UM Geography's "This is Montana" Celebrates 100 Columns (Part 1 of 2)

A kayaker enjoys Swiftcurrent Lake in Glacier National Park.Photo: A kayaker enjoys Swiftcurrent Lake in Glacier National Park. Courtesy of Rick and Susie Graetz

It’s the height of Montana summer – early August – and a serene Flathead Lake framed by cedar, ponderosa and spruce confronts us. It’s 6 p.m., and the sun is still high in its arc but low enough on the western horizon to fade and blend the low-slung ridges and tops of the Salish Mountains rising from the lake’s western shore 13 miles or more in the distance.

The dark, seemingly featureless massifs become progressively lighter the farther west they extend. A smoke haze from forest fires adds to the silhouetting created by the sun and distance. 

Silence has taken over. The water is still. Mechanized watercrafts have been put to bed.

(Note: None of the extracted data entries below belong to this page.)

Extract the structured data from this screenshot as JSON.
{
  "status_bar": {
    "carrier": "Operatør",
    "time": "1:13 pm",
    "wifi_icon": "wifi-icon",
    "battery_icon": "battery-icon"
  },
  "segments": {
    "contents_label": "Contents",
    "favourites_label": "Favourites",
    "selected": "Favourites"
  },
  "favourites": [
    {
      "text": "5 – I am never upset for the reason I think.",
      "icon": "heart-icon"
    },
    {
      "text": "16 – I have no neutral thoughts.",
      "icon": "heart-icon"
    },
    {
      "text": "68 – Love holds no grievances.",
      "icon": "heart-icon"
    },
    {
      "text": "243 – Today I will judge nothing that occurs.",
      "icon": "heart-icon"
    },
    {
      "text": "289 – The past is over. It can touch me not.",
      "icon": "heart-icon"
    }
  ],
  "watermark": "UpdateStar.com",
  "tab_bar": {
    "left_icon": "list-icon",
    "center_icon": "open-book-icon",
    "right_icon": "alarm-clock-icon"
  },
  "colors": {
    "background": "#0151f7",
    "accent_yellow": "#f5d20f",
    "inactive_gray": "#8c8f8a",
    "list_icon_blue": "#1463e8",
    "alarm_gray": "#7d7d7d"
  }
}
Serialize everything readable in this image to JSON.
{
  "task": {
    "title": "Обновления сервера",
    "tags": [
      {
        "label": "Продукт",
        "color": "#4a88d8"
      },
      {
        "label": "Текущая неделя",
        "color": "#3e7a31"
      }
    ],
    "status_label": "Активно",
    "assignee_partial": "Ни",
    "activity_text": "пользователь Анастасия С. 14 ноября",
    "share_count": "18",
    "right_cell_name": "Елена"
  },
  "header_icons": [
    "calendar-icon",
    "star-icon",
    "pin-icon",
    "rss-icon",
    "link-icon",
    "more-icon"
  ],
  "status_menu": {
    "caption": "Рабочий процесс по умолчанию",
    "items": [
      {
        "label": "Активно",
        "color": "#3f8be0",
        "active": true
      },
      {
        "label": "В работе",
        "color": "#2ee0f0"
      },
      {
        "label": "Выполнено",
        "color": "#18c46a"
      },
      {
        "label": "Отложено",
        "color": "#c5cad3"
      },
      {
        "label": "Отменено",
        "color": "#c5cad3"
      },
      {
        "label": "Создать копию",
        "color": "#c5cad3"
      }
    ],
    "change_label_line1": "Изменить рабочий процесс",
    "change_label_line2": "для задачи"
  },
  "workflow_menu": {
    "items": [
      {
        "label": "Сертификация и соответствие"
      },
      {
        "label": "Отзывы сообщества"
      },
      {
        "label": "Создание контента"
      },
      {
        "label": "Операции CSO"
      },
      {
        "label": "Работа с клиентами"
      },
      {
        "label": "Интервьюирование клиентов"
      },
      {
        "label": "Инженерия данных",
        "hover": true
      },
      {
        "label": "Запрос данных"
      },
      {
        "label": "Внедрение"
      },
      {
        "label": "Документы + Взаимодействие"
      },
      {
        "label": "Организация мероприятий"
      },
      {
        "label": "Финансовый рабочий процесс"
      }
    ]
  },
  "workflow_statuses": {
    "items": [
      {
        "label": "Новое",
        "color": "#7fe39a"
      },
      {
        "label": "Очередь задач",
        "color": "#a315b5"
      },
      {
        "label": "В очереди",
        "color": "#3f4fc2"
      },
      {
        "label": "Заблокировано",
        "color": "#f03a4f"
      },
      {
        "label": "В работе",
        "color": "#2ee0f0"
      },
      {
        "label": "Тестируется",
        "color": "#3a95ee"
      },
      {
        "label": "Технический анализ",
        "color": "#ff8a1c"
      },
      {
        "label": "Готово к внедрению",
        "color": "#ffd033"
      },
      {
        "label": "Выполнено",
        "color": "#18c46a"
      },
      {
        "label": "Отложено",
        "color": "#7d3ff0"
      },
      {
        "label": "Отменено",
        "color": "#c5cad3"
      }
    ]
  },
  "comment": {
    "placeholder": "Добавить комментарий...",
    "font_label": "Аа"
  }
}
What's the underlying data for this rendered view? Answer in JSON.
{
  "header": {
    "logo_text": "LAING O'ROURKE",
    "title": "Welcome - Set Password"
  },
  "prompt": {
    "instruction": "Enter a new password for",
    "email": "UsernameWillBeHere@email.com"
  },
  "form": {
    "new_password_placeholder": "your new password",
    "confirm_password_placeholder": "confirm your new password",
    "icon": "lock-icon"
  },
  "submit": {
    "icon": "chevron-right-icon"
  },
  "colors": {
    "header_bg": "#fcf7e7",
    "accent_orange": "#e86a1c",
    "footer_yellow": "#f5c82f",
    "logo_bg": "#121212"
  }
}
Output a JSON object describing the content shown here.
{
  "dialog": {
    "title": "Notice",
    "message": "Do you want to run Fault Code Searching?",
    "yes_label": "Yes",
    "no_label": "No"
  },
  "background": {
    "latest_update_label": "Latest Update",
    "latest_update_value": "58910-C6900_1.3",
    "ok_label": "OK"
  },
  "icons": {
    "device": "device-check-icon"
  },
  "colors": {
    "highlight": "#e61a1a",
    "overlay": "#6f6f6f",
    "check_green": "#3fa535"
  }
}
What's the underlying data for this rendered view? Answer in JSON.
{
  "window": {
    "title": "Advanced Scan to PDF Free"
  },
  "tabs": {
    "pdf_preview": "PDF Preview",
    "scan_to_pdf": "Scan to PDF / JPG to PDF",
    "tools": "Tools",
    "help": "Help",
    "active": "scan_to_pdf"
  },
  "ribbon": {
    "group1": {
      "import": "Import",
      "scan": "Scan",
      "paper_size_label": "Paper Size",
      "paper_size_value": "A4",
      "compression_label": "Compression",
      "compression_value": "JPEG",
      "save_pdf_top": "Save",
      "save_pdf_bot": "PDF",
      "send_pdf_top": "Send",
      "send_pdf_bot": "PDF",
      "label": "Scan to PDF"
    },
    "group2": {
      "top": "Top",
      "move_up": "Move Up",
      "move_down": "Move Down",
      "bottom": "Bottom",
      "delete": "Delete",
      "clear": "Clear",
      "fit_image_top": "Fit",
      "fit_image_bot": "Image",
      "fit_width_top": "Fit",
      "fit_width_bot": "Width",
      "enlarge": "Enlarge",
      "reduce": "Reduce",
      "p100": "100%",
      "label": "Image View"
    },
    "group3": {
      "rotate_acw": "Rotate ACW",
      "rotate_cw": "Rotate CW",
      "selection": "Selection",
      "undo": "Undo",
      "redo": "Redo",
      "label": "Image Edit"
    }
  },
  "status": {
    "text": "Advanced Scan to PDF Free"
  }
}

Nothing is left to disturb the peace and vision. Human intrusion is vanquished by the expanse of water stretching to the sunset side.

A setting is in place to picture the lake’s, and northwest Montana’s, yesterday.

Looking south toward the foot of the lake, our imagination takes us back to March 1812, when explorer and fur trader David Thompson crested a hill to become the first known white man to stand in awe before the sparkling Flathead Lake.

Turning toward the mountains on the west, we can envision lonely trappers seeking the elusive beaver and other fur-bearing animals along the streams that thread the forested uplifts. With a bit more conjecture, and it is possible to hear the crack and thud of an ax taking a bite out of a pine tree as logging operations took hold in these same woods at a later date.

Smoke-veiled sky makes it easy to imagine monster-sized steamboats, with antennae-like stacks belching black sooty clouds and dripping paddle wheels churning a frothy wake as they plied the 27-mile-long lake from about 1885 until 1930.

The thought of all the history and change that has passed through this incredible valley in the relatively short period of its recorded time is exciting and makes us yearn to know more.

But whether it is on Flathead Lake, the banks of the Missouri River or from a Beartooth summit, the landscapes’ stories ask to be remembered, lest all that happened lose its importance. It’s not difficult to look back on Montana’s formulative years. It was such a short time ago. And that is part of what makes this state a grand package of space and time.

Every state boasts of great beauty and a history worth remembering. Montana, though, combines geography and an unquiet record of the past into an enviable mix. Our topography is diverse and magnificent. The Northern Rockies within Montana’s borders equal or surpass mountains found elsewhere, and the prairies flowing east of the high country are the most unique and beautiful in the nation. Nowhere on the North American continent do river breaks, island ranges, buttes and badlands come together like they do in Montana’s piece of the Great Plains.

Couple this grandeur with great sweeps of country unaltered through time and chronicles extending back less than two centuries, and one of the most fascinating and enviable places in America unfolds.

A complete study of a region requires the affiliation of place and history. It is especially essential when viewing Montana. Much of what we see here today is intrinsically linked to the past, and understanding the past is required to interpret our province of today.

The late K. Ross Toole, an eminent historian and distinguished UM professor, summed up segments of our history and lends us his perspective on its abrupt changes:

“For many years, while immigrants rushed to the West Coast, the facts of geography sealed off the great northern pocket. When at last it was probed, civilization came all at once. It came too fast. There was no ebb to the flow. The plains had sustained millions of buffalo. The sea of grass was endless. To the cattlemen who poured from the south and the west onto this great area in the early 1880's, it was inconceivable that the plains could not sustain their great herds forever. Tough and resourceful as they were, their days on the open range were tragically number. In less than a decade, their empire had crumbled and the grass was gone.

“Then it was the ‘honyocker,’ who like the cattlemen moved onto the land with quick profit as a basic motive. There were a few good years, but then nature struck again. The mass exodus of people left whole communities empty. Eleven thousand farms were abandoned in eastern Montana in the late teens and early twenties. The boom had been great; so was the bust. The promoters and the ebullient honyockers did not know land. And they left behind them mute towns with tumbleweeds banked high on windward sides of leaning buildings. They also left behind a sorely wounded country.

“In 1880, Nate Leavengood’s meadow, where Anaconda now stands, was a lush and quiet place. As far as the eye could see in all directions there was nothing but the valley, the swelling foothills and mountain ramparts.

“Four years later, the meadow was gone, blighted by arsenic fumes from the largest copper smelter in the world. There had been no gradual encroachment of civilization, no creeping in of small farms and little stores. There was no village. First there was nothing, and then all of a sudden there was the world’s largest smelter and around it a raw new city.”